Roving Crows – Bury Me Naked
Independent – 8 April 2017
Ten years ago, floods were about to sweep through the United Kingdom. And after the floods came the album Washed Away, from a newly formed Irish music duo, Elysian.
Now the UK is awash with the third full-length album by Roving Crows – a Worcestershire / Gloucestershire based band made up of Paul O’Neill and Caitlin Barrett from Elysian and fellow musicians Loz Shaw and Tim Downes-Hall.
Bury Me Naked opens with a swirl of new age folk music, which is followed by a mixture of folk-rock, Irish music, reggae and world music. The songs address social/environmental issues, human conditions (such as love and friendship) and the passing of time.
Paul O’Neill (lead vocals, electric and acoustic guitar) grew up in County Kildare, Ireland and spent time in Dublin and New York.
Caitlin Barrett (lead and backing vocals, fiddle) was born in England, but has deep Irish roots, with her mother born in County Donegal, Ireland.

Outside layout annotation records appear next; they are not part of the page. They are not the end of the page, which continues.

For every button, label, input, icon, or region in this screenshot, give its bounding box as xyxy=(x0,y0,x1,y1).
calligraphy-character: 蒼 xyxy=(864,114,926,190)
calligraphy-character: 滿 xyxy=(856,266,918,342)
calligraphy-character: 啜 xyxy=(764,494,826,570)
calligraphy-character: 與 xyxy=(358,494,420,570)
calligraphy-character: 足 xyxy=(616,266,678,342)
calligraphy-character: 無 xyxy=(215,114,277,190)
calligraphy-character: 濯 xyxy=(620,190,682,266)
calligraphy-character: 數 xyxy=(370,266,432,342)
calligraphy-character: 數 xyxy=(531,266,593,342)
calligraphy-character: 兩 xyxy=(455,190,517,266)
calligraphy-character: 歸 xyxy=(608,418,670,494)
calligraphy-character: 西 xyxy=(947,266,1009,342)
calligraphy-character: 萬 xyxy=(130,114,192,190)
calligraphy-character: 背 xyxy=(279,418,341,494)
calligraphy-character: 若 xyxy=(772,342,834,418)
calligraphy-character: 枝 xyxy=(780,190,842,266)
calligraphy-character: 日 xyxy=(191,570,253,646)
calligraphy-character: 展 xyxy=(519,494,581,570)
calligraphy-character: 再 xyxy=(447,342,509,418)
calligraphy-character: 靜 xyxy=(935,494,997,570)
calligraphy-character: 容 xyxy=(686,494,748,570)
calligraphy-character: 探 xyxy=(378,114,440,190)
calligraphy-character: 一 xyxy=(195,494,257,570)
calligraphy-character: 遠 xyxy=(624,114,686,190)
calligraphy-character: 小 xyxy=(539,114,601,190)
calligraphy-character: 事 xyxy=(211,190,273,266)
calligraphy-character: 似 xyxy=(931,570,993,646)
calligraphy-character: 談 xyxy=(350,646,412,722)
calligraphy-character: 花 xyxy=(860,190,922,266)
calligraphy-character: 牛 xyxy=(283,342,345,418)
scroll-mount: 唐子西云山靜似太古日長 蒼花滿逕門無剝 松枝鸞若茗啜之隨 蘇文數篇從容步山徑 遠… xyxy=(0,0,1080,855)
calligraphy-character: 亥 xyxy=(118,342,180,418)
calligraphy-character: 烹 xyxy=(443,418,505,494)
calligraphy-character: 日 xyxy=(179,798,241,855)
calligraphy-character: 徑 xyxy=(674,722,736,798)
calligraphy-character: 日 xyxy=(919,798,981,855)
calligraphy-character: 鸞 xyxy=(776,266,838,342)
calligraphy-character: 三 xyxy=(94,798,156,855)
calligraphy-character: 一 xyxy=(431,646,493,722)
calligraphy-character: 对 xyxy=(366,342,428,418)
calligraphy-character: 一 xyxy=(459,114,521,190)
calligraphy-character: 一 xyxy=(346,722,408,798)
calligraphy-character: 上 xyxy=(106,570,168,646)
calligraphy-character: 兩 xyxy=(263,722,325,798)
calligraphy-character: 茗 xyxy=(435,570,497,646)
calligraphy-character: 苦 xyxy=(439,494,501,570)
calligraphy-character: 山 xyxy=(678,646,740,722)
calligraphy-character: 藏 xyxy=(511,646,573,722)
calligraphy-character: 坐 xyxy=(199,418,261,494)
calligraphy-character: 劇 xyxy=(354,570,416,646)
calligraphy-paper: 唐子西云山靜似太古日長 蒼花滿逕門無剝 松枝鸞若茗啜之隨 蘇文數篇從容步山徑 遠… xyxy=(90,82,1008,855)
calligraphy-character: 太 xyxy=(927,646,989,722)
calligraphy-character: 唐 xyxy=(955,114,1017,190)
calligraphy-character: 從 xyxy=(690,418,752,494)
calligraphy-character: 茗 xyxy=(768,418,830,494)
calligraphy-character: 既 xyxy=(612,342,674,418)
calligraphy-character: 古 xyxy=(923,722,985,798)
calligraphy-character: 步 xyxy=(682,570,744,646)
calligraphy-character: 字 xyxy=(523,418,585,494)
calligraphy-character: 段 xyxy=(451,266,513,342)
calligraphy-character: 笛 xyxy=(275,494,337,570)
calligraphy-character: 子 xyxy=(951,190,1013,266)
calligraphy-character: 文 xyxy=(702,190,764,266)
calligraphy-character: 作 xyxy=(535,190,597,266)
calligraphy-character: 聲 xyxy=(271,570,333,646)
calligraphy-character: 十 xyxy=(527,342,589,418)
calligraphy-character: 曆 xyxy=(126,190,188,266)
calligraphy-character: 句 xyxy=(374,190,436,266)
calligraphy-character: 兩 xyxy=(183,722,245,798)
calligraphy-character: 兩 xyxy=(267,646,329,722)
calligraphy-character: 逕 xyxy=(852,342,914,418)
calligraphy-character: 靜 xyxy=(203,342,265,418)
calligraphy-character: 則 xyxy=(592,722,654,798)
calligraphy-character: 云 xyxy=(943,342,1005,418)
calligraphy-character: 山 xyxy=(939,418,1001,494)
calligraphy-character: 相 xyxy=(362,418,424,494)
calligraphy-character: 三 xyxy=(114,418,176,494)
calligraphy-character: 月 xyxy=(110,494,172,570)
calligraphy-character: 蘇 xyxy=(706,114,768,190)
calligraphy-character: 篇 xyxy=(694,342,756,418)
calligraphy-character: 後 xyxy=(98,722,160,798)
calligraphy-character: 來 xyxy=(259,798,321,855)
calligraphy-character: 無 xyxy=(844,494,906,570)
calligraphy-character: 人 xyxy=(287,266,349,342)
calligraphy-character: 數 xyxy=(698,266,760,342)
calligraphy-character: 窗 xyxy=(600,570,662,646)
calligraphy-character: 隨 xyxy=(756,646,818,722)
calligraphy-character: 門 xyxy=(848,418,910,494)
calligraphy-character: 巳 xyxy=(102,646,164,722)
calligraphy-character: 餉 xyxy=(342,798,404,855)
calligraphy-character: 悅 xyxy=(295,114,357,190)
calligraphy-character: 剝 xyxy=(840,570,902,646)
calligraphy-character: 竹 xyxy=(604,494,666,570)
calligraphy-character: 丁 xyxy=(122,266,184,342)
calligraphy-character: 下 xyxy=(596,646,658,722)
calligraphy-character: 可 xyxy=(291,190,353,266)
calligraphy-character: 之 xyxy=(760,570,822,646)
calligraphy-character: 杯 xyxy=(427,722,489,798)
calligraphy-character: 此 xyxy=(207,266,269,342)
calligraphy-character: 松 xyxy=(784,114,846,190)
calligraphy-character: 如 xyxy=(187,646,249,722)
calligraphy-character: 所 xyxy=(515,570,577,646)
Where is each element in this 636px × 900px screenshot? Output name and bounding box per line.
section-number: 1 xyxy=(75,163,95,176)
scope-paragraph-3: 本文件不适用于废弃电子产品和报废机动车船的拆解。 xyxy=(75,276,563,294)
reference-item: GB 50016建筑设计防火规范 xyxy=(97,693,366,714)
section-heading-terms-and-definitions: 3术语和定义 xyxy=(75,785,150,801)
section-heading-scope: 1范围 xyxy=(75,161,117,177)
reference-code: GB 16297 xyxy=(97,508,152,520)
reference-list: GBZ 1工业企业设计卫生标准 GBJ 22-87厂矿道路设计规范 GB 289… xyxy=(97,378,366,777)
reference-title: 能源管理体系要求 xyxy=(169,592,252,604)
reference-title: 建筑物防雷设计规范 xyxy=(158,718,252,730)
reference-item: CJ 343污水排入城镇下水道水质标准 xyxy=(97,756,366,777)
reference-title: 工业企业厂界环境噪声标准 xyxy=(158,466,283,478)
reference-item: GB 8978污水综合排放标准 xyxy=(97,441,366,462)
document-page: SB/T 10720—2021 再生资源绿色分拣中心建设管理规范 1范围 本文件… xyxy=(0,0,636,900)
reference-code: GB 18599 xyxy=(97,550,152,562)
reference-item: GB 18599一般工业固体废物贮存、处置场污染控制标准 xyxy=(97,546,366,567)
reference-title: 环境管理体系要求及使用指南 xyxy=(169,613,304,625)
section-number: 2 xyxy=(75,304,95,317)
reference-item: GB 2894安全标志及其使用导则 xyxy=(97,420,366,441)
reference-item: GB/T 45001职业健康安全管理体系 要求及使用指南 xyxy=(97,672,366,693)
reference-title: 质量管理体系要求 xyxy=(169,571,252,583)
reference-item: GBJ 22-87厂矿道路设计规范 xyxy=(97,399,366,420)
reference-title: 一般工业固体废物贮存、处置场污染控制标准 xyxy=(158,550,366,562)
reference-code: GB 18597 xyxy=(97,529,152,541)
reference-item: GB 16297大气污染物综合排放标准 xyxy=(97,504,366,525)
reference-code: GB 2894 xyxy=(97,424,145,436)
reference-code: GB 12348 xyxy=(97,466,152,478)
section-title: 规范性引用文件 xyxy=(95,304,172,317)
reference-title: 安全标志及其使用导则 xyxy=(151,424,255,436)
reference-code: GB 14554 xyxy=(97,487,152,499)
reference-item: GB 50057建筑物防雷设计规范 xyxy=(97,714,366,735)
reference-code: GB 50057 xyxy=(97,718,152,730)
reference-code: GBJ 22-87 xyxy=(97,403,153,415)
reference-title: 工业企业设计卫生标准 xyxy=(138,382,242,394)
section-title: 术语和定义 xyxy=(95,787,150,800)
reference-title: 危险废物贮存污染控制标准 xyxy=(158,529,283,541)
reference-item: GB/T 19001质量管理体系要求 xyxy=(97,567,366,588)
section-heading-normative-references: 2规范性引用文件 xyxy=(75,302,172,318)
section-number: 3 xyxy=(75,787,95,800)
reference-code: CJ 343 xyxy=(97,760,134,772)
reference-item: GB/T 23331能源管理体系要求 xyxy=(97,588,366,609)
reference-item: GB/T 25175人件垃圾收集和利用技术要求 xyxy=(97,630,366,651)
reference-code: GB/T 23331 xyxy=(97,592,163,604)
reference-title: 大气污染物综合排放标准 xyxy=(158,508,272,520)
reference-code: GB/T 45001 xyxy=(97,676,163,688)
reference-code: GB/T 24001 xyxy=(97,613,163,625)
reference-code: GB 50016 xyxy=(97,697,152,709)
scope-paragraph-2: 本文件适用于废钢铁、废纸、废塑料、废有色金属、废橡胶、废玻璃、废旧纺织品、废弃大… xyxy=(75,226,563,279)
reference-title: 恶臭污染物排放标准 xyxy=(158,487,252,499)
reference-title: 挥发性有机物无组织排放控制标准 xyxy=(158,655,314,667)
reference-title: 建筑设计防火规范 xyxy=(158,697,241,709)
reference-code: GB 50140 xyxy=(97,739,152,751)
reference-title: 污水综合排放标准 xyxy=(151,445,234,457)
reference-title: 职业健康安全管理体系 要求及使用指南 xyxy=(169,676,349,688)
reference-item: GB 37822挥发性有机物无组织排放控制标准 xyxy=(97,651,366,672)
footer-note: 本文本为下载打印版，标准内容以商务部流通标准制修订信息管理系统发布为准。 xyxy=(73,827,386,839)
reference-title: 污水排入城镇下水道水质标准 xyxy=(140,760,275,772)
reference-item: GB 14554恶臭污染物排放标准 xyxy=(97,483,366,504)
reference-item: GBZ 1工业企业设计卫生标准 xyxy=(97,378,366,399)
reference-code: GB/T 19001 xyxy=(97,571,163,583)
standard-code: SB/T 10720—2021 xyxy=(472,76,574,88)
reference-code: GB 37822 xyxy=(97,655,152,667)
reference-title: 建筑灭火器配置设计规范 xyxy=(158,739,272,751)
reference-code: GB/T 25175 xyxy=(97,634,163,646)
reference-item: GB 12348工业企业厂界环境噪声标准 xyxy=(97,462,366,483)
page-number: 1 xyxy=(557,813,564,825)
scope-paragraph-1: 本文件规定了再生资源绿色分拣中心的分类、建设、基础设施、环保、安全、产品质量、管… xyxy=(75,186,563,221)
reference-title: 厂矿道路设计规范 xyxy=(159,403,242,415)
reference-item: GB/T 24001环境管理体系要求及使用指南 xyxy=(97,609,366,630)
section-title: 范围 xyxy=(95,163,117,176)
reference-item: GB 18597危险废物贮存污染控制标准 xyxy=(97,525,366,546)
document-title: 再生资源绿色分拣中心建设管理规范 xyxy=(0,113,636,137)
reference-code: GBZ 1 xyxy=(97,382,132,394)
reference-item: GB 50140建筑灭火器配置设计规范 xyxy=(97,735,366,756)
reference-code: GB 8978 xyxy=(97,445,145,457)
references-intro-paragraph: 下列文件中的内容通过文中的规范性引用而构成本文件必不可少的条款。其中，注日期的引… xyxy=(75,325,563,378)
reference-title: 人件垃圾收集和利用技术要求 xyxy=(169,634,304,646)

Loz Shaw (backing vocals, bass, keyboards/synthesisers, baritone/electric/acoustic guitars, clarinet, banjolina, kalimba) produced the album (in conjunction with Roving Crows) – as well as undertaking its engineering, mixing and mastering – and seems to have contributed hints of his involvement with the melodic thrash/power metal band, Steeltrooper.
Tim Downes-Hall (drums/percussion, including bongos, congas, cymbals, djembes, timbale, shakers) is the grandson of a couple who entertained the troops during World War II and has a past that includes swing and Irish-punk bands.
Bury Me Naked includes several songs with a ’70s folk/pop sound, including Barrett’s Riverside (which “ reflects the realisation of inevitable change”) and O’Neill’s Glory Bound (a musically enthralling ten-minute track, structurally reminiscent of a song-cycle or a mini folk-rock opera).
Paul O’Neill wrote the title track, Bury Me Naked, after reading Dee Brown’s book, Bury My Heart at Wounded Knee: An Indian History of the American West. Another of O’Neill’s songs, Refugee, reflects the band’s involvement with the local charity, Ledbury Refugee Support (“Sail away, sail away, yeah / War-torn refugee / World does not understand me”). And O’Neill’s reggae-influenced Passing on the Love tells the story of a couple whom he came to know whilst performing in Wales.
The middle section of Bury Me Naked contains a set of tunes – two written by Caitlin Barrett (Fire Sky and Tiger’s Eye) and one written by Michel Ferry (Farewell to Chernobyl).
Roving Crows’ social consciousness is revealed again in Paul O’Neill’s Revolution is Now, which opens delicately, progresses to rich drumming, then launches into folk-rock (“Do you know how great we can be? / We can take control / Be in mind and spirit free / Rescue what remains of your soul”).
The Last Breath, whose hauntingly beautiful music was written by Caitlin Barrett, includes a spoken word narrative by Paul O’Neill (“When the last river drips to a close / Clogged or cursed by our waste / Will we miss her then? / She has given life”). And closing the album is Irish songwriter Jimmy MacCarthy’s Ride On, with lead vocals from Barrett.
Roving Crows’ Bury Me Naked presents a kaleidoscopic view into the past, the present and the future, in a glorious musical setting which is broad in diversity, rich in sound and high in energy.
Over the coming months, Roving Crows has a string of gigs, including the Winchcombe Festival (May), Stonehenge Summer Solstice Festival (June), The Women Chainmakers’ Festival (July), Lakefest (August) and BunkFest (September).